Hospital officials were completing final preparations before work began next month on the $16.7-million expansion project of Conway Memorial Hospital. Bill Langford, executive director, told the board of directors of the hospital that Nabholz Construction Corp., the construction management firm for the project, would receive its first official work order next week. The firm project, would received its first official work order next week. The firm projected construction would be completed by Sept. 15, 1986. Another two of three months would be needed to transfer certain departments. The project entailed construction of a four-story medical tower on the hospital’s wet side. It would house administrative offices, obstetrical-gynecological departments and 116 beds. In the current hospital, radiology, respiratory therapy, physical therapy departments and other departments would be expanded and remodeled. Harrell Clendenin, hospital administrator, said the admissions office in the southwestern section of the building would be moved to the business offices in the hospital’s east side. Admissions would remain in that location until December 1986 when it and most other administrative offices would be moved to new quarters.


10 years ago 


When Robert "Bob" Nabholz began his construction on a virtual shoestring in 1949, little did he know that it would develop into an entity that would garner national notice. Through the dint of hard work and his insistence on integrity and excellence, Nabholz nourished and honed the tools of success in grand style, brining four Conway firms bearing his name into existence.
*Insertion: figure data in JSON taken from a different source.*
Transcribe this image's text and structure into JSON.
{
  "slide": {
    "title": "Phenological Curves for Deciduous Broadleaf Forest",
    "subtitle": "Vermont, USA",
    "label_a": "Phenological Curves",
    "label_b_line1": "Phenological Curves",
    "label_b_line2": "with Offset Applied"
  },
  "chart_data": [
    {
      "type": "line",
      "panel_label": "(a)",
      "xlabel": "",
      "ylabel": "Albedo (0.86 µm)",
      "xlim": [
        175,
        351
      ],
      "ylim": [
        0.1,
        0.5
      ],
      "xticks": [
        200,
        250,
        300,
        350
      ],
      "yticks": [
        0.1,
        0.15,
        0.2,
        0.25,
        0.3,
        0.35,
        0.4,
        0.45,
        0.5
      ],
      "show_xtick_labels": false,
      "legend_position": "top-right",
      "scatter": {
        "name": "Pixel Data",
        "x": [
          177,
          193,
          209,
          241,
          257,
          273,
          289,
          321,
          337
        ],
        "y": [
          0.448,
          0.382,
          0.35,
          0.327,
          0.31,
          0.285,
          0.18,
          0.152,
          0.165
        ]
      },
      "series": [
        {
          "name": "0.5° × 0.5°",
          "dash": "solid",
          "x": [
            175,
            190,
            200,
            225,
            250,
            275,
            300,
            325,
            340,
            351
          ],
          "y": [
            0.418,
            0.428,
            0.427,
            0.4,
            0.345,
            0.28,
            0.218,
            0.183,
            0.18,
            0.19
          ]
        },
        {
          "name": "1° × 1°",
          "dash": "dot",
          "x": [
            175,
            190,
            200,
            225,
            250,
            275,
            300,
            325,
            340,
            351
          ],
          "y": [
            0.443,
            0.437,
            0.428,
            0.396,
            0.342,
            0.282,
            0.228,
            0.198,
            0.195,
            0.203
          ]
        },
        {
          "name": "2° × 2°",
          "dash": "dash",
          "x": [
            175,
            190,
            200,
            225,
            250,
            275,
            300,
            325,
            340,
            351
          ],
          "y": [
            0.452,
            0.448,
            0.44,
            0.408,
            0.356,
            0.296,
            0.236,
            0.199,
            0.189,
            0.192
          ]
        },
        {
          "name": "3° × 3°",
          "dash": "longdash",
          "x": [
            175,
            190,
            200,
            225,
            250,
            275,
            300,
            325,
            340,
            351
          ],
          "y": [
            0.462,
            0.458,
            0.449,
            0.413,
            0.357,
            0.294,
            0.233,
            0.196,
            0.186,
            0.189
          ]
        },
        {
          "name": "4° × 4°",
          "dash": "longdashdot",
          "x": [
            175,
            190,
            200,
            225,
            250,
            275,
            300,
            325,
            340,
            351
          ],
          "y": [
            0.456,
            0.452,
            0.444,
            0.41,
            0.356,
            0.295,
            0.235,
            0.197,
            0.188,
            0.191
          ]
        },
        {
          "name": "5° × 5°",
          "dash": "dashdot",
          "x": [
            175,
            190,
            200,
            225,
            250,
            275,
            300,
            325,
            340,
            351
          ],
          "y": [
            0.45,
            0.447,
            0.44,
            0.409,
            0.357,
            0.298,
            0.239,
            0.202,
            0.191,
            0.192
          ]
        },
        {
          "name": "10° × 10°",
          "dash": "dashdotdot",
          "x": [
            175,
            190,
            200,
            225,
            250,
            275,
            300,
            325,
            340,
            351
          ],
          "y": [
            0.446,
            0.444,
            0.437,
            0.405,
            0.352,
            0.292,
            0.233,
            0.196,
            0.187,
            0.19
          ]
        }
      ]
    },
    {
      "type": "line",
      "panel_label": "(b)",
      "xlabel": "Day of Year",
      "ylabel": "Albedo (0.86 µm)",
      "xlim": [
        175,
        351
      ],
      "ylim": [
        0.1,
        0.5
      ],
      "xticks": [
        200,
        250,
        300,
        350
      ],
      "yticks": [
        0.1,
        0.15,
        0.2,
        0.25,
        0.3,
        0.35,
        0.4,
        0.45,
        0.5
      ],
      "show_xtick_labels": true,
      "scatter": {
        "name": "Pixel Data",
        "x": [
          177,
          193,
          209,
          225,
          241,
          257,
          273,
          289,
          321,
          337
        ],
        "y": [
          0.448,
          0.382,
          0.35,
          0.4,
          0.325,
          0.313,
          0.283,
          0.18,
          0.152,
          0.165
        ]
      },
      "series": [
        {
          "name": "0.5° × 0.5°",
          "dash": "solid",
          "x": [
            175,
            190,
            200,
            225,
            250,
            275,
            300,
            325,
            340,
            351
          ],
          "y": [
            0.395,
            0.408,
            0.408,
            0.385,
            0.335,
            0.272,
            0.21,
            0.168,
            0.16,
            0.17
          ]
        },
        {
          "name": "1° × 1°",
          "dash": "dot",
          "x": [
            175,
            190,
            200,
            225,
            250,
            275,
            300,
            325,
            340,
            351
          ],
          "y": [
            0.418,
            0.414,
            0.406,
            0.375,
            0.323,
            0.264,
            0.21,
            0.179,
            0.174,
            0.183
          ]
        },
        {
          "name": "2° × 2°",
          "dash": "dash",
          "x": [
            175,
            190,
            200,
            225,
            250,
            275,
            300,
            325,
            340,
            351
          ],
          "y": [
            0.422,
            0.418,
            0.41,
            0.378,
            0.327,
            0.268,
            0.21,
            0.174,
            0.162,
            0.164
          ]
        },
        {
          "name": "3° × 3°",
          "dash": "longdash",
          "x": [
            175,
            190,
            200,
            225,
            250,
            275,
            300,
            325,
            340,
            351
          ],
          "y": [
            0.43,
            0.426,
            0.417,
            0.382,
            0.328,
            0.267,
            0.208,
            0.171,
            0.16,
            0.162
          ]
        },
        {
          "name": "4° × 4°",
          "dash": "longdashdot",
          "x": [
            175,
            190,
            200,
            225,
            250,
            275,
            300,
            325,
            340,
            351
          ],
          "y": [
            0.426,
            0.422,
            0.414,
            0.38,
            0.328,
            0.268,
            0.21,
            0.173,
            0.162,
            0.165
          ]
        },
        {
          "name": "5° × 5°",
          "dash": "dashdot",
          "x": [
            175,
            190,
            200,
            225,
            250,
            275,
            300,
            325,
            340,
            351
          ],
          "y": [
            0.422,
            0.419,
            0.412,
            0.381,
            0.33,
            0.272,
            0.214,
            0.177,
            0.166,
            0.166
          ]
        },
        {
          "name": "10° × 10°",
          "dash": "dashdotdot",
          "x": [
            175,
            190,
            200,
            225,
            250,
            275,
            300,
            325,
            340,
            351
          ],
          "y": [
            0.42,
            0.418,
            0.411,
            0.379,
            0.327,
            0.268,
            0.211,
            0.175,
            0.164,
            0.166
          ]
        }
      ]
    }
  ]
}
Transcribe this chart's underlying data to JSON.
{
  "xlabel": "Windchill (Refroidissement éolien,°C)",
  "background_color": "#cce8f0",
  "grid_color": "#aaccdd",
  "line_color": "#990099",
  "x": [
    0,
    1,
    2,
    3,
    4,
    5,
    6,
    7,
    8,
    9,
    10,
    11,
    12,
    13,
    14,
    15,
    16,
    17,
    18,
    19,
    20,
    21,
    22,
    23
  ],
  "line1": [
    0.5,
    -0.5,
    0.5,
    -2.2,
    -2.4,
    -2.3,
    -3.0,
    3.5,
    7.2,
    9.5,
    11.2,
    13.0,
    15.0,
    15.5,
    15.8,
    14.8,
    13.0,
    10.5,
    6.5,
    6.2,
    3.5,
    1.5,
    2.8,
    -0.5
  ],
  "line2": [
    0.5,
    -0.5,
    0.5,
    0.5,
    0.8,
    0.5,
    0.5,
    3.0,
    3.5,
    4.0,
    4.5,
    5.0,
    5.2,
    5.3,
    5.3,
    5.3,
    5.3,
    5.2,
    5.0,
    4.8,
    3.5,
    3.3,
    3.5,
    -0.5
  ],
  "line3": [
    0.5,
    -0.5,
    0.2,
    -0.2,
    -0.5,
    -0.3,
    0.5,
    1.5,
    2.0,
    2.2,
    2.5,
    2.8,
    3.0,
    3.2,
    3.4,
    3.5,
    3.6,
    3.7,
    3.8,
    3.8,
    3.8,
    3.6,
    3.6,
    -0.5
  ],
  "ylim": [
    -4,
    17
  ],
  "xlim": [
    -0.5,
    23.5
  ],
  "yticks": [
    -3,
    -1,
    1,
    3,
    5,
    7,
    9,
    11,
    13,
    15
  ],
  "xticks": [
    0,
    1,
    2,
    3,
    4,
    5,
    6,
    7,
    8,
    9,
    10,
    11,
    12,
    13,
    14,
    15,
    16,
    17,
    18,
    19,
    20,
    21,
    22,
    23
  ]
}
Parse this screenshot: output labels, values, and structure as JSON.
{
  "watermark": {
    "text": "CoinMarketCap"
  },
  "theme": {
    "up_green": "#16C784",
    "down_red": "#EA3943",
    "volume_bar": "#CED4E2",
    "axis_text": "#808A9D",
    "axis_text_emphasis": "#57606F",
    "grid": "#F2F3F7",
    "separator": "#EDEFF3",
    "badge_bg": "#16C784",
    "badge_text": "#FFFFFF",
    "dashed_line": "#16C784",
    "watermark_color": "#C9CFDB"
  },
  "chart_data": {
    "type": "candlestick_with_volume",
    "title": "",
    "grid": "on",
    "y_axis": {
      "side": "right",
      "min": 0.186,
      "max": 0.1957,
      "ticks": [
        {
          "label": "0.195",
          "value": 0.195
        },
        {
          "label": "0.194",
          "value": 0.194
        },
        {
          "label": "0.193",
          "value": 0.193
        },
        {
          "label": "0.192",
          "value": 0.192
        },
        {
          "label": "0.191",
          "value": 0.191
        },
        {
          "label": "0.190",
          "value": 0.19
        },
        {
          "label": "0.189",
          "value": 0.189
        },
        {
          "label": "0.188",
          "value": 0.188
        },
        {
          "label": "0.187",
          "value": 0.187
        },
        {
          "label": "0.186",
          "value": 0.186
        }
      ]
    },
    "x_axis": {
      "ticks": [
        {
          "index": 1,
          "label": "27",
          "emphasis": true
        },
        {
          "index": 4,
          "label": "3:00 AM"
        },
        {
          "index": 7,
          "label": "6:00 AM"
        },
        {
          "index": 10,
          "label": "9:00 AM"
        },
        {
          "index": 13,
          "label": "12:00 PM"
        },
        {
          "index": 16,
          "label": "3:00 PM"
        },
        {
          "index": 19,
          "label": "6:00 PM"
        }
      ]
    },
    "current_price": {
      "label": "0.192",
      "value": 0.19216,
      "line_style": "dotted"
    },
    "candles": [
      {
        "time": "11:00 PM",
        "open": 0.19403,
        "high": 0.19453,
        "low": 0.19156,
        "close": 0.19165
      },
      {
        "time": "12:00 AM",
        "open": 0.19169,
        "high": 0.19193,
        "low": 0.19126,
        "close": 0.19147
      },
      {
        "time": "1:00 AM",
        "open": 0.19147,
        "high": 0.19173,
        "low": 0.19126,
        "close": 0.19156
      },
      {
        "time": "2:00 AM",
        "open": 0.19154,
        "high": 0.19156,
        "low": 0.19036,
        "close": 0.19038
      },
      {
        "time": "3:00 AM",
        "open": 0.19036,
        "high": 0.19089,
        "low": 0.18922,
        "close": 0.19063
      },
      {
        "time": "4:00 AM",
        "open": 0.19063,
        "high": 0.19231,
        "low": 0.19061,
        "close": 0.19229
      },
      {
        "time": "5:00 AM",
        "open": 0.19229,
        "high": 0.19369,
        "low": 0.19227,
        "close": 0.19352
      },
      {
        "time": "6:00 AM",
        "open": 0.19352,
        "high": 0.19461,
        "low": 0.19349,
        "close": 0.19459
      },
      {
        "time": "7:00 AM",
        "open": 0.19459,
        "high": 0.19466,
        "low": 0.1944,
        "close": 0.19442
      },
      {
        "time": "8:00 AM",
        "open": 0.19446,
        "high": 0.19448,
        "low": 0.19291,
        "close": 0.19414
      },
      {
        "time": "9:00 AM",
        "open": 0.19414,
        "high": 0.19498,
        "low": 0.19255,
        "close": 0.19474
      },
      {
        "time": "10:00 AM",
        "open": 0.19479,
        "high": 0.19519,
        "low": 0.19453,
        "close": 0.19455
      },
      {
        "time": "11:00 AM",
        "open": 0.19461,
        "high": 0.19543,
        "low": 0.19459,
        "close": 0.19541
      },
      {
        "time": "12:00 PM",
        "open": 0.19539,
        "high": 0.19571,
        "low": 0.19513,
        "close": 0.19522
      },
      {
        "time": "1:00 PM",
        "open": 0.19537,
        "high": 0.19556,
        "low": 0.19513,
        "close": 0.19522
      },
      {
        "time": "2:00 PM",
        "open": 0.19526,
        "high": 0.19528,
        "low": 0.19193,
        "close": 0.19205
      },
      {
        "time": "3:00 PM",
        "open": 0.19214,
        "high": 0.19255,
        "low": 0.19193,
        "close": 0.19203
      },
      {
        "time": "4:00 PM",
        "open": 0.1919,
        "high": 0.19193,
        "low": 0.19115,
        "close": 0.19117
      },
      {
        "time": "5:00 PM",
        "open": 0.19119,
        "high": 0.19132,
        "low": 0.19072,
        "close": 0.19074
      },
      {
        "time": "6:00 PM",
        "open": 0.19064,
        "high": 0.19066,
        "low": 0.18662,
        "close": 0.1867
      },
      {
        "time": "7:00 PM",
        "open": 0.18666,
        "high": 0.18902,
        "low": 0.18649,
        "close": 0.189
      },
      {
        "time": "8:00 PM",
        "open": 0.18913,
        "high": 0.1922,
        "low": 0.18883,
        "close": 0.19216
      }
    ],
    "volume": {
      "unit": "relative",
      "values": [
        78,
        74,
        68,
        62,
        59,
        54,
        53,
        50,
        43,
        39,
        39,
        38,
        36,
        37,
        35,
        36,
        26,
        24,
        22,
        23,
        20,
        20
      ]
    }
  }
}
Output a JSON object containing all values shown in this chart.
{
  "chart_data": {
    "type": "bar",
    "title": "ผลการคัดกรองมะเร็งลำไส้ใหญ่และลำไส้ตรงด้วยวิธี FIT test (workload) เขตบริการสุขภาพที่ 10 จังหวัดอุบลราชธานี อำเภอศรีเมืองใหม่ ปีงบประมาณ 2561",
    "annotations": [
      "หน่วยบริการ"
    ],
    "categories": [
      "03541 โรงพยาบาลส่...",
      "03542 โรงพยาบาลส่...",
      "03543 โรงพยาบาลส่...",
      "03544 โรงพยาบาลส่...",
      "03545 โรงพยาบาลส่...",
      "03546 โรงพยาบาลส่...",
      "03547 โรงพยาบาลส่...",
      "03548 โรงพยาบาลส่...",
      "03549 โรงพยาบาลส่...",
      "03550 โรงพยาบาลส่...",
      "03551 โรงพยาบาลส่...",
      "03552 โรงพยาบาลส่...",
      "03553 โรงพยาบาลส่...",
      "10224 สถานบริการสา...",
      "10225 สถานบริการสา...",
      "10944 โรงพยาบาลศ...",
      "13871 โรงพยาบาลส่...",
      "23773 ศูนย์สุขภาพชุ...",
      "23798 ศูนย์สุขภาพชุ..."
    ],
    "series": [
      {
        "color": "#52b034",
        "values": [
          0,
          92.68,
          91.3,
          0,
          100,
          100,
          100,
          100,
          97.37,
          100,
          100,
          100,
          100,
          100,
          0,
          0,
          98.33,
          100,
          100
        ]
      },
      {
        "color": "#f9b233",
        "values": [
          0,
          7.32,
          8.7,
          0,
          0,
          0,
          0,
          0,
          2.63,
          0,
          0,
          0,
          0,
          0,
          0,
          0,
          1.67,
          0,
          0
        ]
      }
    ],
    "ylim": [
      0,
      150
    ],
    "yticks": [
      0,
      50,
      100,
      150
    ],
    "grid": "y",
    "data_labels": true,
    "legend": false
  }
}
Nabholz Construction Corp. had constructed more than $2 billion in structures. The company celebrated in its 50th year in business last year. The essence of the firm was contained in essential facts that ruled that Nabholz way of doing business: always earning profit, never failing to finish a job or defaulting on a bid, never experiencing two years in a row of declining sales. Some 80 percent of its work was done for past clients. At this time, the company had 750 employees and sales in the neighborhood of $250 million. Bob Nabholz was described as a man of ordinary tastes, never flamboyant, a burly man with the gentleness of kitten, someone who was at home with the famous and not so famous and a person who believed in community participation.